Stories like this aren’t uncommon. Pretty much every publicly listed silicon valley company started off like Microsoft, and consequentially has amazingly wealthy founders. And thanks to stock markets, the ability to invest in other people’s good ideas and hard work is available to anyone.
There are many books, websites and careers based on investing in the stock market. So for this introductory post on the subject, I will simply say this: Invest in what you know.
To better illustrate this concept, consider this story that took place in the 1930’s. It was a party that a celebrated banker was throwing, he invited his business clients and colleagues. At the time, women weren’t involved in money matters much, especially the money matters of their extremely wealthy husbands. But the banker’s wife had inherited a small fortune from the death of a relative and wanted to grow the money herself.
She knew from listening to her husband and his friends talking about investing all the time that putting her money in the stock market was the best way to grow it. She saw one of her husband’s investment friends, Benjamin Graham, who at the time was a well respected investor (who later went on to define value investing, and teach other greats, like Warren Buffet).
The banker’s wife asked Benjamin, “What should I invest my money in?” to which Benjamin answered, “never invest your money into something you don’t understand.
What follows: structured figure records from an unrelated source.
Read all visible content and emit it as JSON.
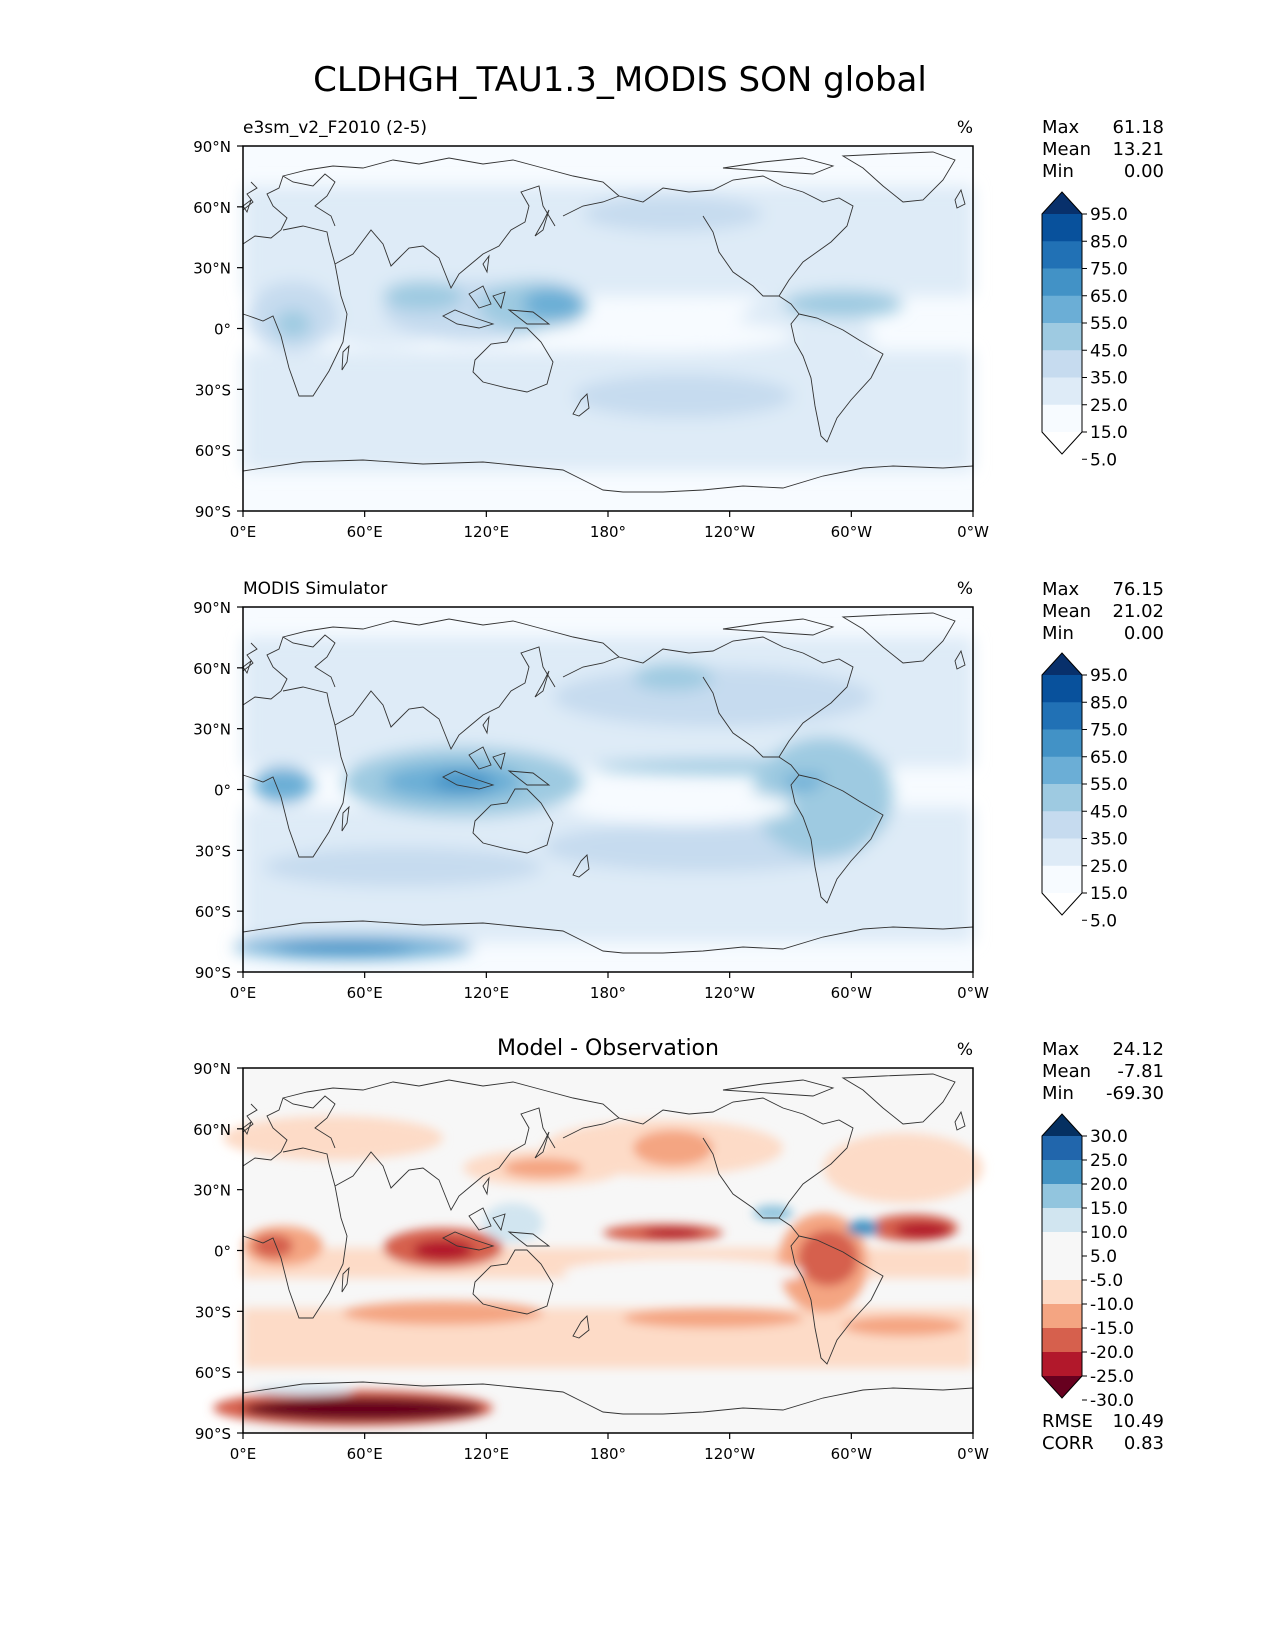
{
  "title": "CLDHGH_TAU1.3_MODIS SON global",
  "lat_ticks": [
    "90°N",
    "60°N",
    "30°N",
    "0°",
    "30°S",
    "60°S",
    "90°S"
  ],
  "lon_ticks": [
    "0°E",
    "60°E",
    "120°E",
    "180°",
    "120°W",
    "60°W",
    "0°W"
  ],
  "sequential_colors": [
    "#ffffff",
    "#f7fbff",
    "#deebf7",
    "#c6dbef",
    "#9ecae1",
    "#6baed6",
    "#4292c6",
    "#2171b5",
    "#08519c",
    "#08306b"
  ],
  "diverging_colors": [
    "#67001f",
    "#b2182b",
    "#d6604d",
    "#f4a582",
    "#fddbc7",
    "#f7f7f7",
    "#f7f7f7",
    "#d1e5f0",
    "#92c5de",
    "#4393c3",
    "#2166ac",
    "#053061"
  ],
  "panels": [
    {
      "name": "e3sm_v2_F2010 (2-5)",
      "center_title": "",
      "units": "%",
      "stats": [
        {
          "label": "Max",
          "value": "61.18"
        },
        {
          "label": "Mean",
          "value": "13.21"
        },
        {
          "label": "Min",
          "value": "0.00"
        }
      ],
      "colorbar_type": "sequential",
      "colorbar_labels": [
        "95.0",
        "85.0",
        "75.0",
        "65.0",
        "55.0",
        "45.0",
        "35.0",
        "25.0",
        "15.0",
        "5.0"
      ],
      "metrics": []
    },
    {
      "name": "MODIS Simulator",
      "center_title": "",
      "units": "%",
      "stats": [
        {
          "label": "Max",
          "value": "76.15"
        },
        {
          "label": "Mean",
          "value": "21.02"
        },
        {
          "label": "Min",
          "value": "0.00"
        }
      ],
      "colorbar_type": "sequential",
      "colorbar_labels": [
        "95.0",
        "85.0",
        "75.0",
        "65.0",
        "55.0",
        "45.0",
        "35.0",
        "25.0",
        "15.0",
        "5.0"
      ],
      "metrics": []
    },
    {
      "name": "",
      "center_title": "Model - Observation",
      "units": "%",
      "stats": [
        {
          "label": "Max",
          "value": "24.12"
        },
        {
          "label": "Mean",
          "value": "-7.81"
        },
        {
          "label": "Min",
          "value": "-69.30"
        }
      ],
      "colorbar_type": "diverging",
      "colorbar_labels": [
        "30.0",
        "25.0",
        "20.0",
        "15.0",
        "10.0",
        "5.0",
        "-5.0",
        "-10.0",
        "-15.0",
        "-20.0",
        "-25.0",
        "-30.0"
      ],
      "metrics": [
        {
          "label": "RMSE",
          "value": "10.49"
        },
        {
          "label": "CORR",
          "value": "0.83"
        }
      ]
    }
  ]
}
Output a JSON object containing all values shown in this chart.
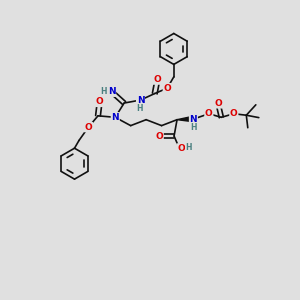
{
  "bg_color": "#e0e0e0",
  "bond_color": "#111111",
  "bond_width": 1.2,
  "atom_colors": {
    "O": "#dd0000",
    "N": "#0000cc",
    "H": "#4a8080",
    "C": "#111111"
  },
  "font_size_atom": 6.5,
  "font_size_h": 5.5
}
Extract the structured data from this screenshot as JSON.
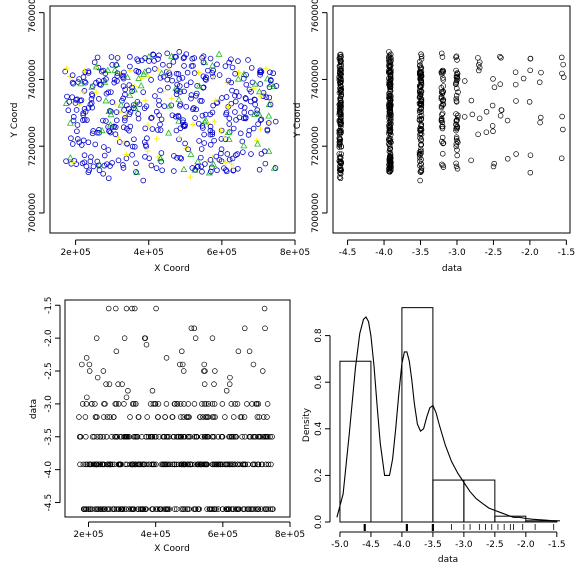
{
  "chart_data": [
    {
      "type": "scatter",
      "xlabel": "X Coord",
      "ylabel": "Y Coord",
      "xlim": [
        130000,
        800000
      ],
      "ylim": [
        6940000,
        7620000
      ],
      "xticks": [
        {
          "v": 200000,
          "label": "2e+05"
        },
        {
          "v": 400000,
          "label": "4e+05"
        },
        {
          "v": 600000,
          "label": "6e+05"
        },
        {
          "v": 800000,
          "label": "8e+05"
        }
      ],
      "yticks": [
        {
          "v": 7000000,
          "label": "7000000"
        },
        {
          "v": 7200000,
          "label": "7200000"
        },
        {
          "v": 7400000,
          "label": "7400000"
        },
        {
          "v": 7600000,
          "label": "7600000"
        }
      ],
      "symbols": {
        "circle": "#0000cc",
        "triangle": "#22bb22",
        "cross": "#ffee00"
      },
      "points": []
    },
    {
      "type": "scatter",
      "xlabel": "data",
      "ylabel": "Y Coord",
      "xlim": [
        -4.7,
        -1.45
      ],
      "ylim": [
        6940000,
        7620000
      ],
      "xticks": [
        {
          "v": -4.5,
          "label": "-4.5"
        },
        {
          "v": -4.0,
          "label": "-4.0"
        },
        {
          "v": -3.5,
          "label": "-3.5"
        },
        {
          "v": -3.0,
          "label": "-3.0"
        },
        {
          "v": -2.5,
          "label": "-2.5"
        },
        {
          "v": -2.0,
          "label": "-2.0"
        },
        {
          "v": -1.5,
          "label": "-1.5"
        }
      ],
      "yticks": [
        {
          "v": 7000000,
          "label": "7000000"
        },
        {
          "v": 7200000,
          "label": "7200000"
        },
        {
          "v": 7400000,
          "label": "7400000"
        },
        {
          "v": 7600000,
          "label": "7600000"
        }
      ],
      "points": []
    },
    {
      "type": "scatter",
      "xlabel": "X Coord",
      "ylabel": "data",
      "xlim": [
        130000,
        800000
      ],
      "ylim": [
        -4.72,
        -1.42
      ],
      "xticks": [
        {
          "v": 200000,
          "label": "2e+05"
        },
        {
          "v": 400000,
          "label": "4e+05"
        },
        {
          "v": 600000,
          "label": "6e+05"
        },
        {
          "v": 800000,
          "label": "8e+05"
        }
      ],
      "yticks": [
        {
          "v": -4.5,
          "label": "-4.5"
        },
        {
          "v": -4.0,
          "label": "-4.0"
        },
        {
          "v": -3.5,
          "label": "-3.5"
        },
        {
          "v": -3.0,
          "label": "-3.0"
        },
        {
          "v": -2.5,
          "label": "-2.5"
        },
        {
          "v": -2.0,
          "label": "-2.0"
        },
        {
          "v": -1.5,
          "label": "-1.5"
        }
      ],
      "points": []
    },
    {
      "type": "bar",
      "subtype": "histogram-with-density",
      "xlabel": "data",
      "ylabel": "Density",
      "xlim": [
        -5.08,
        -1.4
      ],
      "ylim": [
        0,
        0.97
      ],
      "xticks": [
        {
          "v": -5.0,
          "label": "-5.0"
        },
        {
          "v": -4.5,
          "label": "-4.5"
        },
        {
          "v": -4.0,
          "label": "-4.0"
        },
        {
          "v": -3.5,
          "label": "-3.5"
        },
        {
          "v": -3.0,
          "label": "-3.0"
        },
        {
          "v": -2.5,
          "label": "-2.5"
        },
        {
          "v": -2.0,
          "label": "-2.0"
        },
        {
          "v": -1.5,
          "label": "-1.5"
        }
      ],
      "yticks": [
        {
          "v": 0.0,
          "label": "0.0"
        },
        {
          "v": 0.2,
          "label": "0.2"
        },
        {
          "v": 0.4,
          "label": "0.4"
        },
        {
          "v": 0.6,
          "label": "0.6"
        },
        {
          "v": 0.8,
          "label": "0.8"
        }
      ],
      "bins": [
        {
          "from": -5.0,
          "to": -4.5,
          "density": 0.69
        },
        {
          "from": -4.5,
          "to": -4.0,
          "density": 0.0
        },
        {
          "from": -4.0,
          "to": -3.5,
          "density": 0.92
        },
        {
          "from": -3.5,
          "to": -3.0,
          "density": 0.18
        },
        {
          "from": -3.0,
          "to": -2.5,
          "density": 0.18
        },
        {
          "from": -2.5,
          "to": -2.0,
          "density": 0.025
        },
        {
          "from": -2.0,
          "to": -1.5,
          "density": 0.005
        }
      ],
      "density_curve": {
        "x": [
          -5.05,
          -4.95,
          -4.85,
          -4.75,
          -4.68,
          -4.62,
          -4.58,
          -4.54,
          -4.5,
          -4.45,
          -4.4,
          -4.35,
          -4.28,
          -4.2,
          -4.15,
          -4.1,
          -4.05,
          -4.0,
          -3.96,
          -3.92,
          -3.88,
          -3.84,
          -3.8,
          -3.75,
          -3.7,
          -3.65,
          -3.6,
          -3.55,
          -3.5,
          -3.45,
          -3.4,
          -3.3,
          -3.2,
          -3.1,
          -3.0,
          -2.9,
          -2.8,
          -2.7,
          -2.6,
          -2.5,
          -2.4,
          -2.3,
          -2.2,
          -2.1,
          -2.0,
          -1.9,
          -1.8,
          -1.7,
          -1.6,
          -1.5,
          -1.45
        ],
        "y": [
          0.02,
          0.12,
          0.38,
          0.66,
          0.81,
          0.87,
          0.88,
          0.86,
          0.8,
          0.67,
          0.5,
          0.34,
          0.2,
          0.2,
          0.27,
          0.4,
          0.55,
          0.68,
          0.73,
          0.73,
          0.69,
          0.61,
          0.51,
          0.42,
          0.39,
          0.4,
          0.45,
          0.49,
          0.5,
          0.47,
          0.42,
          0.33,
          0.26,
          0.21,
          0.17,
          0.13,
          0.1,
          0.08,
          0.06,
          0.05,
          0.04,
          0.03,
          0.02,
          0.02,
          0.015,
          0.012,
          0.01,
          0.008,
          0.006,
          0.005,
          0.005
        ]
      },
      "rug_major": [
        -4.6,
        -3.92,
        -3.5
      ],
      "rug_minor": [
        -3.2,
        -3.0,
        -2.9,
        -2.75,
        -2.65,
        -2.55,
        -2.45,
        -2.35,
        -2.25,
        -2.2,
        -2.05,
        -1.85,
        -1.55
      ]
    }
  ]
}
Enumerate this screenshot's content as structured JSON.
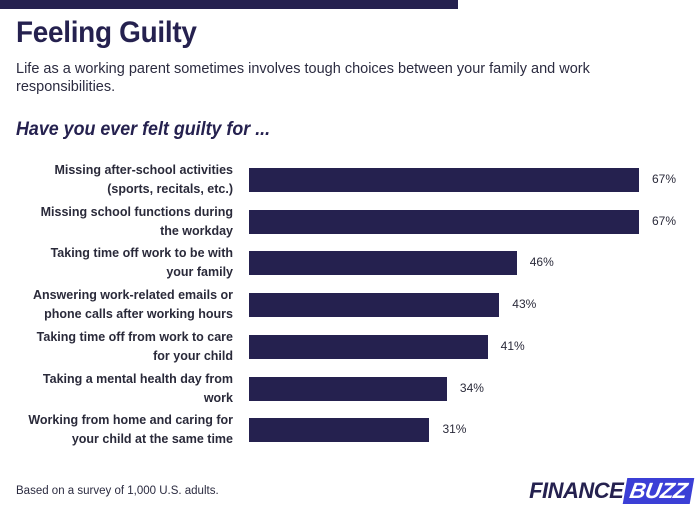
{
  "header": {
    "title": "Feeling Guilty",
    "subtitle": "Life as a working parent sometimes involves tough choices between your family and work responsibilities.",
    "question": "Have you ever felt guilty for ..."
  },
  "footer": {
    "note": "Based on a survey of 1,000 U.S. adults.",
    "logo_part1": "FINANCE",
    "logo_part2": "BUZZ"
  },
  "colors": {
    "bar": "#25214f",
    "logo_accent": "#3b3fd6"
  },
  "chart_data": {
    "type": "bar",
    "orientation": "horizontal",
    "categories": [
      [
        "Missing after-school activities",
        "(sports, recitals, etc.)"
      ],
      [
        "Missing school functions during",
        "the workday"
      ],
      [
        "Taking time off work to be with",
        "your family"
      ],
      [
        "Answering work-related emails or",
        "phone calls after working hours"
      ],
      [
        "Taking time off from work to care",
        "for your child"
      ],
      [
        "Taking a mental health day from",
        "work"
      ],
      [
        "Working from home and caring for",
        "your child at the same time"
      ]
    ],
    "values": [
      67,
      67,
      46,
      43,
      41,
      34,
      31
    ],
    "value_labels": [
      "67%",
      "67%",
      "46%",
      "43%",
      "41%",
      "34%",
      "31%"
    ],
    "unit": "%",
    "xlim": [
      0,
      67
    ]
  }
}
Invest your money in something you not only understand, but use every day.”
No one knew what the banker’s wife did with her money. Decades later, after her death, it was discovered that she had made a massive fortune, much more than her husband ever made, on the stock market. As it turned out, she followed Benjamin’s advice directly and invested in a revolutionary idea that she was uniquely positioned to appreciate, Tampax, the first makers of modern tampons.
If you don’t know what you’re investing in, you are literally relying on luck. It is possible that some solar panel company that just started up is going to go somewhere, but unless you know about solar technology, or how that industry works, all you can do is hope to get lucky, because you don’t understand what needs to happen for a company to be successful in the solar energy market.
I can’t tell you how much the concept of investing in what you know has changed my money outlook. I have invested in Google, and Visa because I use their products almost every day and I understand how their business models work. I love Netflix, and am very happy that I invested in them 5 years ago, before everyone had a subscription.*
In fact, all my dud investments (and there are a lot of them) have all been in companies I didn’t use or understand.
If you have some extra money you want to play with, and a couple good investment ideas that you personally use daily, then there is no shortage of companies for you to invest in. This means that if you love comic books and video games, invest in Disney (as they own Marvel now, and Star Wars, and have bankrolled all the big superhero movies in recent years). Like playing video games? Put your money where your mouth is, EA and Activision are on the Nasdaq, so is Sony and Xbox. Making lots of money with your home made goods business on Etsy or eBay? Maybe your unique experience makes investing in those companies a good idea to you.
A little more grown up than games and comics, and short of ideas? You should pay for an annual subscription to a publication that analyses individual companies for you. I have subscribed to the Motley Fool before, and indeed, that’s where I first read about investing in Netflix or Marvel. It is a great way to read about what other investors have to say about a lot of popular, and up and coming companies.
* As a full disclosure, I currently own shares in Disney, Google, Netflix and Visa. Though they have been a good investment for me over the years, they might treat you differently tomorrow.